Collecting metrics¶
This page describes methods of Procfs [1] process metrics collection implemented in Procpath. Usually an analysis of an issue with Procpath is a 2-step process:
collect data on relevant processes
analyse the collected data visually and/or with SQL
Procpath can collect process metrics from any Linux system that can run
Python, which includes Android (e.g. via Termux [2]), arm64
NAS devices,
GitLab pipeline jobs, containers, and usual server and desktop machines.
Snapshot¶
procpath query provides JSON point-in-time slices of the process tree running on the target Linux system. It’s useful for answering:
specific questions about the process/fields in its the JSON document (how many open file descriptors does this process have?)
$ procpath query -f stat,fd --indent 2 \ '$..children[?(@.stat.pid == 42 and @.pop\("children", 1\))]..fd' [ { "anon": 12, "blk": 0, "chr": 7, "dir": 0, "fifo": 4, "lnk": 0, "reg": 118, "sock": 36 } ]
Note
@.pop("children", 1)
can be used to get rid of descendants of the matched process unless they match themselvesprocess hierarchy questions (what are the PIDs of all descendants of this process?),
$ procpath query -d, "..children[?(@.stat.pid == 42)]..pid" 7342,7733,7931,78880,78884
counting processes (how many Celery workers are running on the server?),
$ procpath query -d $'\n' \ '$..children[?("celery worker" in @.cmdline)].stat.comm' | wc -l 97
calculating aggregates (how much main memory does this docker-compose stack consume?),
$ L=$(docker ps -f status=running -f name='^project_name' -q | xargs -I{} -- \ docker inspect -f '{{.State.Pid}}' {} | tr '\n' ,) $ procpath query "$..children[?(@.stat.pid in [$L])]" \ 'SELECT SUM(stat_rss) / 1024.0 * 4 "RSS MiB" FROM record' [{"RSS MiB": 390.515625}]
It also comes at handy for crafting JSONPath queries for procpath record (see below).
As demonstrated by the examples above procpath query
accepts two positional
argument for the JSONPath and SQL query (see Design for details on the
dialects).
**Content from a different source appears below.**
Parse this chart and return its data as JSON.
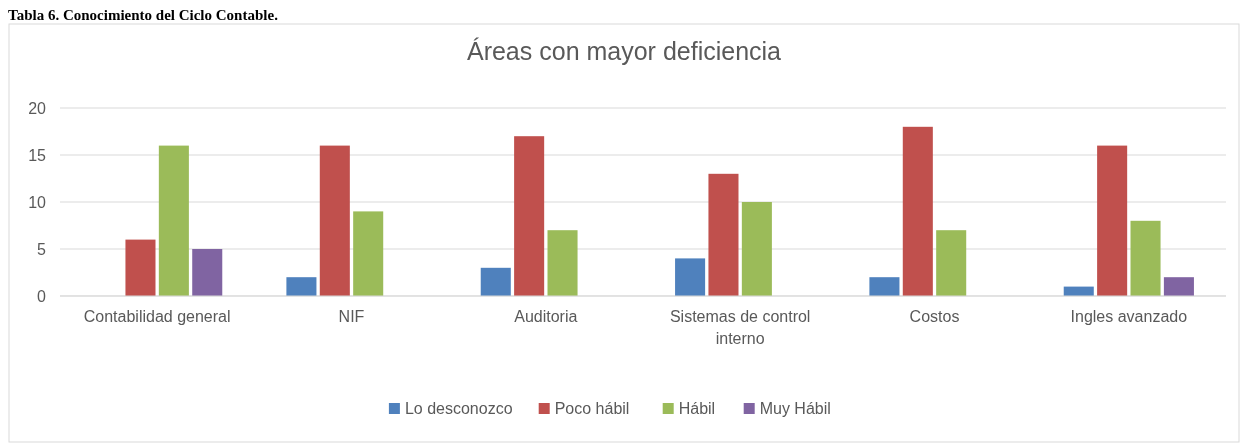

Both are optional.
To use only SQL pass empty string for the JSONPath (what is the sum of proportional set sizes of all process on the system?).
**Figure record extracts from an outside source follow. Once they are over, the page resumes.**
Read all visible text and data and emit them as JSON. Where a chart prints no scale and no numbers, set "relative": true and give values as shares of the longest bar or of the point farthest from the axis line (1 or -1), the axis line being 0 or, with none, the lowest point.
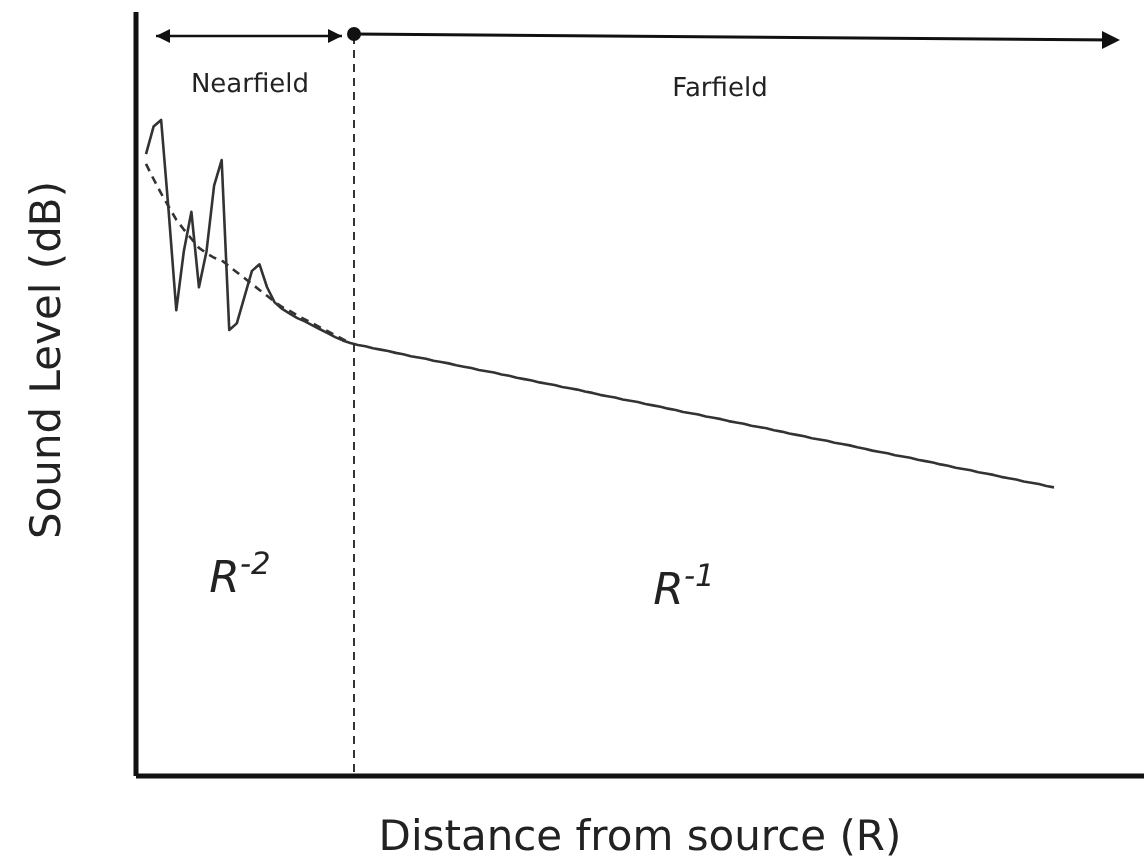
{
  "chart_data": {
    "type": "line",
    "relative": true,
    "xlabel": "Distance from source (R)",
    "ylabel": "Sound Level (dB)",
    "categories": [
      null,
      null,
      null,
      null,
      null,
      null,
      null,
      null,
      null,
      null,
      null,
      null,
      null,
      null,
      null,
      null,
      null,
      null,
      null,
      null,
      null,
      null,
      null,
      null,
      null,
      null,
      null,
      null,
      null,
      null,
      null,
      null,
      null,
      null,
      null,
      null,
      null,
      null,
      null,
      null,
      null,
      null,
      null,
      null,
      null,
      null,
      null,
      null,
      null,
      null,
      null,
      null,
      null,
      null,
      null,
      null,
      null,
      null,
      null,
      null,
      null,
      null,
      null,
      null,
      null,
      null,
      null,
      null,
      null,
      null,
      null,
      null,
      null,
      null,
      null,
      null,
      null,
      null,
      null,
      null,
      null,
      null,
      null,
      null,
      null,
      null,
      null,
      null,
      null,
      null,
      null,
      null,
      null,
      null,
      null,
      null,
      null,
      null,
      null,
      null,
      null,
      null,
      null,
      null,
      null,
      null,
      null,
      null,
      null,
      null,
      null,
      null,
      null,
      null,
      null,
      null,
      null,
      null,
      null,
      null,
      null
    ],
    "marker": "none",
    "series": [
      {
        "color": "#333333",
        "line_style": "solid",
        "values": [
          0.948,
          0.99,
          1.0,
          0.86,
          0.71,
          0.8,
          0.86,
          0.745,
          0.8,
          0.9,
          0.939,
          0.68,
          0.69,
          0.73,
          0.77,
          0.78,
          0.745,
          0.722,
          0.712,
          0.705,
          0.698,
          0.693,
          0.687,
          0.681,
          0.675,
          0.669,
          0.664,
          0.66,
          0.657,
          0.655,
          0.652,
          0.65,
          0.648,
          0.645,
          0.643,
          0.64,
          0.638,
          0.636,
          0.633,
          0.631,
          0.629,
          0.626,
          0.624,
          0.622,
          0.619,
          0.617,
          0.615,
          0.612,
          0.61,
          0.607,
          0.605,
          0.603,
          0.6,
          0.598,
          0.596,
          0.593,
          0.591,
          0.589,
          0.586,
          0.584,
          0.581,
          0.579,
          0.577,
          0.574,
          0.572,
          0.57,
          0.567,
          0.565,
          0.563,
          0.56,
          0.558,
          0.555,
          0.553,
          0.551,
          0.548,
          0.546,
          0.544,
          0.541,
          0.539,
          0.537,
          0.534,
          0.532,
          0.53,
          0.527,
          0.525,
          0.522,
          0.52,
          0.518,
          0.515,
          0.513,
          0.511,
          0.508,
          0.506,
          0.504,
          0.501,
          0.499,
          0.496,
          0.494,
          0.492,
          0.489,
          0.487,
          0.485,
          0.482,
          0.48,
          0.478,
          0.475,
          0.473,
          0.47,
          0.468,
          0.466,
          0.463,
          0.461,
          0.459,
          0.456,
          0.454,
          0.452,
          0.449,
          0.447,
          0.445,
          0.442,
          0.44
        ]
      },
      {
        "color": "#333333",
        "line_style": "dashed",
        "values": [
          0.933,
          0.91,
          0.888,
          0.868,
          0.848,
          0.833,
          0.819,
          0.805,
          0.797,
          0.79,
          0.786,
          0.777,
          0.768,
          0.759,
          0.75,
          0.741,
          0.732,
          0.723,
          0.715,
          0.709,
          0.702,
          0.696,
          0.69,
          0.684,
          0.678,
          0.672,
          0.666,
          0.66,
          null,
          null,
          null,
          null,
          null,
          null,
          null,
          null,
          null,
          null,
          null,
          null,
          null,
          null,
          null,
          null,
          null,
          null,
          null,
          null,
          null,
          null,
          null,
          null,
          null,
          null,
          null,
          null,
          null,
          null,
          null,
          null,
          null,
          null,
          null,
          null,
          null,
          null,
          null,
          null,
          null,
          null,
          null,
          null,
          null,
          null,
          null,
          null,
          null,
          null,
          null,
          null,
          null,
          null,
          null,
          null,
          null,
          null,
          null,
          null,
          null,
          null,
          null,
          null,
          null,
          null,
          null,
          null,
          null,
          null,
          null,
          null,
          null,
          null,
          null,
          null,
          null,
          null,
          null,
          null,
          null,
          null,
          null,
          null,
          null,
          null,
          null,
          null,
          null,
          null,
          null,
          null,
          null
        ]
      }
    ],
    "annotations": [
      "Nearfield",
      "Farfield",
      "R$^{-2}$",
      "R$^{-1}$"
    ]
  }
}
$ sudo procpath query -f stat,smaps_rollup \
'' 'SELECT SUM(smaps_rollup_pss) / 1024.0 "PSS MiB" FROM record'
[{"PSS MiB": 4007.9482421875}]
Note
To read smaps_rollup
and some other procfiles you may need to be
the owner of the process (or root):
$ ls -l /proc/1/smaps_rollup
-r--r--r-- 1 root root 0 Sep 3 19:54 /proc/1/smaps_rollup
When a SQL query is specified the tree is flattened to a table (see Data model for details).
Timeline¶
procpath record essentially does the same as
procpath query "..." "SELECT * FROM record"
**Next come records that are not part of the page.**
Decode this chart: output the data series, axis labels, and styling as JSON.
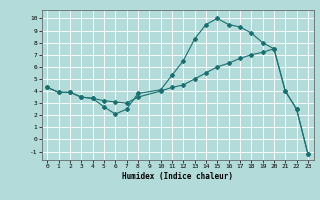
{
  "title": "",
  "xlabel": "Humidex (Indice chaleur)",
  "background_color": "#b2dbd9",
  "grid_color": "#ffffff",
  "line_color": "#1a7070",
  "xlim": [
    -0.5,
    23.5
  ],
  "ylim": [
    -1.7,
    10.7
  ],
  "xticks": [
    0,
    1,
    2,
    3,
    4,
    5,
    6,
    7,
    8,
    9,
    10,
    11,
    12,
    13,
    14,
    15,
    16,
    17,
    18,
    19,
    20,
    21,
    22,
    23
  ],
  "yticks": [
    -1,
    0,
    1,
    2,
    3,
    4,
    5,
    6,
    7,
    8,
    9,
    10
  ],
  "line1_x": [
    0,
    1,
    2,
    3,
    4,
    5,
    6,
    7,
    8,
    10,
    11,
    12,
    13,
    14,
    15,
    16,
    17,
    18,
    19,
    20,
    21,
    22,
    23
  ],
  "line1_y": [
    4.3,
    3.9,
    3.9,
    3.5,
    3.4,
    2.7,
    2.1,
    2.5,
    3.8,
    4.1,
    5.3,
    6.5,
    8.3,
    9.5,
    10.0,
    9.5,
    9.3,
    8.8,
    8.0,
    7.5,
    4.0,
    2.5,
    -1.2
  ],
  "line2_x": [
    0,
    1,
    2,
    3,
    4,
    5,
    6,
    7,
    8,
    10,
    11,
    12,
    13,
    14,
    15,
    16,
    17,
    18,
    19,
    20,
    21,
    22,
    23
  ],
  "line2_y": [
    4.3,
    3.9,
    3.9,
    3.5,
    3.4,
    3.2,
    3.1,
    3.0,
    3.5,
    4.0,
    4.3,
    4.5,
    5.0,
    5.5,
    6.0,
    6.3,
    6.7,
    7.0,
    7.2,
    7.5,
    4.0,
    2.5,
    -1.2
  ],
  "marker": "D",
  "markersize": 2,
  "linewidth": 0.8
}
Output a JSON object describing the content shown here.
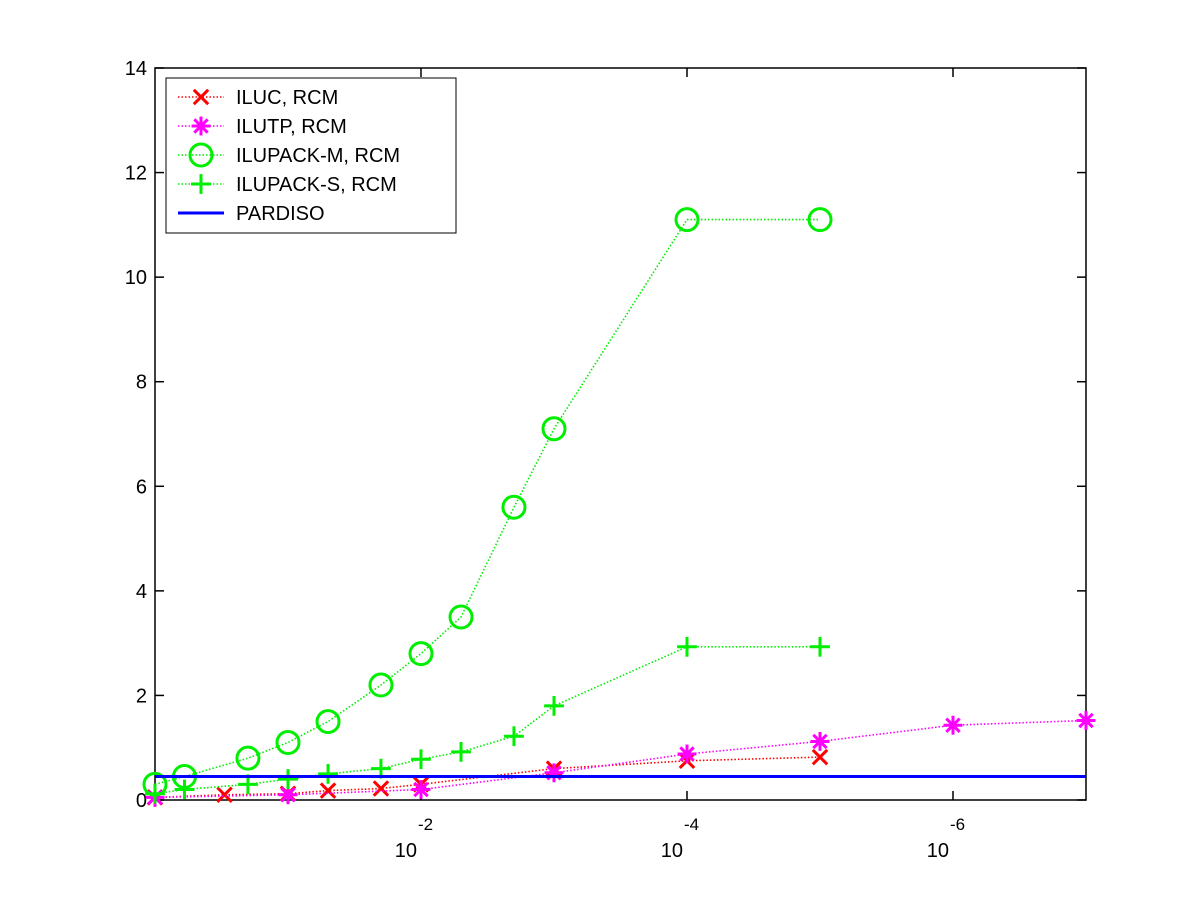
{
  "chart_data": {
    "type": "line",
    "x_scale": "log-reversed",
    "xlim": [
      1,
      1e-07
    ],
    "ylim": [
      0,
      14
    ],
    "yticks": [
      0,
      2,
      4,
      6,
      8,
      10,
      12,
      14
    ],
    "xticks": [
      {
        "base": "10",
        "exp": "-2",
        "value": 0.01
      },
      {
        "base": "10",
        "exp": "-4",
        "value": 0.0001
      },
      {
        "base": "10",
        "exp": "-6",
        "value": 1e-06
      }
    ],
    "grid": false,
    "legend_position": "top-left",
    "series": [
      {
        "name": "ILUC, RCM",
        "color": "#ff0000",
        "marker": "x",
        "style": "dotted",
        "x": [
          1,
          0.3,
          0.1,
          0.05,
          0.02,
          0.01,
          0.001,
          0.0001,
          1e-05
        ],
        "y": [
          0.05,
          0.1,
          0.12,
          0.18,
          0.22,
          0.3,
          0.6,
          0.75,
          0.82
        ]
      },
      {
        "name": "ILUTP, RCM",
        "color": "#ff00ff",
        "marker": "*",
        "style": "dotted",
        "x": [
          1,
          0.1,
          0.01,
          0.001,
          0.0001,
          1e-05,
          1e-06,
          1e-07
        ],
        "y": [
          0.05,
          0.1,
          0.2,
          0.52,
          0.88,
          1.12,
          1.43,
          1.52
        ]
      },
      {
        "name": "ILUPACK-M, RCM",
        "color": "#00ee00",
        "marker": "o",
        "style": "dotted",
        "x": [
          1,
          0.6,
          0.2,
          0.1,
          0.05,
          0.02,
          0.01,
          0.005,
          0.002,
          0.001,
          0.0001,
          1e-05
        ],
        "y": [
          0.3,
          0.45,
          0.8,
          1.1,
          1.5,
          2.2,
          2.8,
          3.5,
          5.6,
          7.1,
          11.1,
          11.1
        ]
      },
      {
        "name": "ILUPACK-S, RCM",
        "color": "#00ee00",
        "marker": "+",
        "style": "dotted",
        "x": [
          1,
          0.6,
          0.2,
          0.1,
          0.05,
          0.02,
          0.01,
          0.005,
          0.002,
          0.001,
          0.0001,
          1e-05
        ],
        "y": [
          0.12,
          0.2,
          0.3,
          0.4,
          0.5,
          0.6,
          0.78,
          0.92,
          1.22,
          1.8,
          2.93,
          2.93
        ]
      },
      {
        "name": "PARDISO",
        "color": "#0000ff",
        "marker": "none",
        "style": "solid",
        "x": [
          1,
          1e-07
        ],
        "y": [
          0.45,
          0.45
        ]
      }
    ]
  }
}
but instead of an ephemeral
SQLite database, it creates a persistent one and saves snapshots there in
specified intervals. JSONPath can be specified too to narrow down the process
tree, and SQL queries can be run on the result database (also while it’s being
recorded).
The most basic form of JSONPath for procpath record
is selecting a subtree
by a PID i.e. all descendant processes including the one with the PID
(record snapshots of the process subtree of PID 2610 every second until it
exists).
procpath record -i 1 --stop-without-result -d subtree.sqlite \
'$..children[?(@.stat.pid == 2610)]'
Note
JSONPath query used for procpath record
must yield full process
documents. I.e. $..children[?(@.stat.pid == 2610)]
, not
$..children[?(@.stat.pid == 2610)]..pid
.
Additionally procpath record
supports --pid-list
argument which
is a pre-filter which specifies PIDs of branches to keep in the tree before
reading procfiles other than stat
and before running a JSONPath against it.
It minimises resources needed to Procpath which is relevant when it records
multiple procfiles at sub-second intervals. For instance, having on a system
this tree:
PID 1
├─ PID 2
├─ PID 3
│ └─ PID 4
└─ PID 5
└─ PID 6
├─ PID 7
├─ PID 8
└─ PID 9
procpath record -f stat,io,status,fd,smaps_rollup --pid-list 3 ...
will
only read easy-to-parse stat
procfiles for all processes, and the rest
procfiles only for the processes below (including running a JSONPath query
against a smaller tree, if specified):
PID 1
├─ PID 2
└─ PID 3
└─ PID 4
Besides PID hierarchy JSONPapth queries, other types of filters can be formulated (record once a second for a minute all processes that have resident set size bigger than 512 MiB).
procpath record -i 1 -r 60 -d hog.sqlite \
'$..children[?(@.stat.rss > 512 * 1024 / 4 and @.pop\("children", 1\))]'
Note
stat.rss
is usually measured in 4 KiB memory pages, see
meta.page_size
in Data model for more details.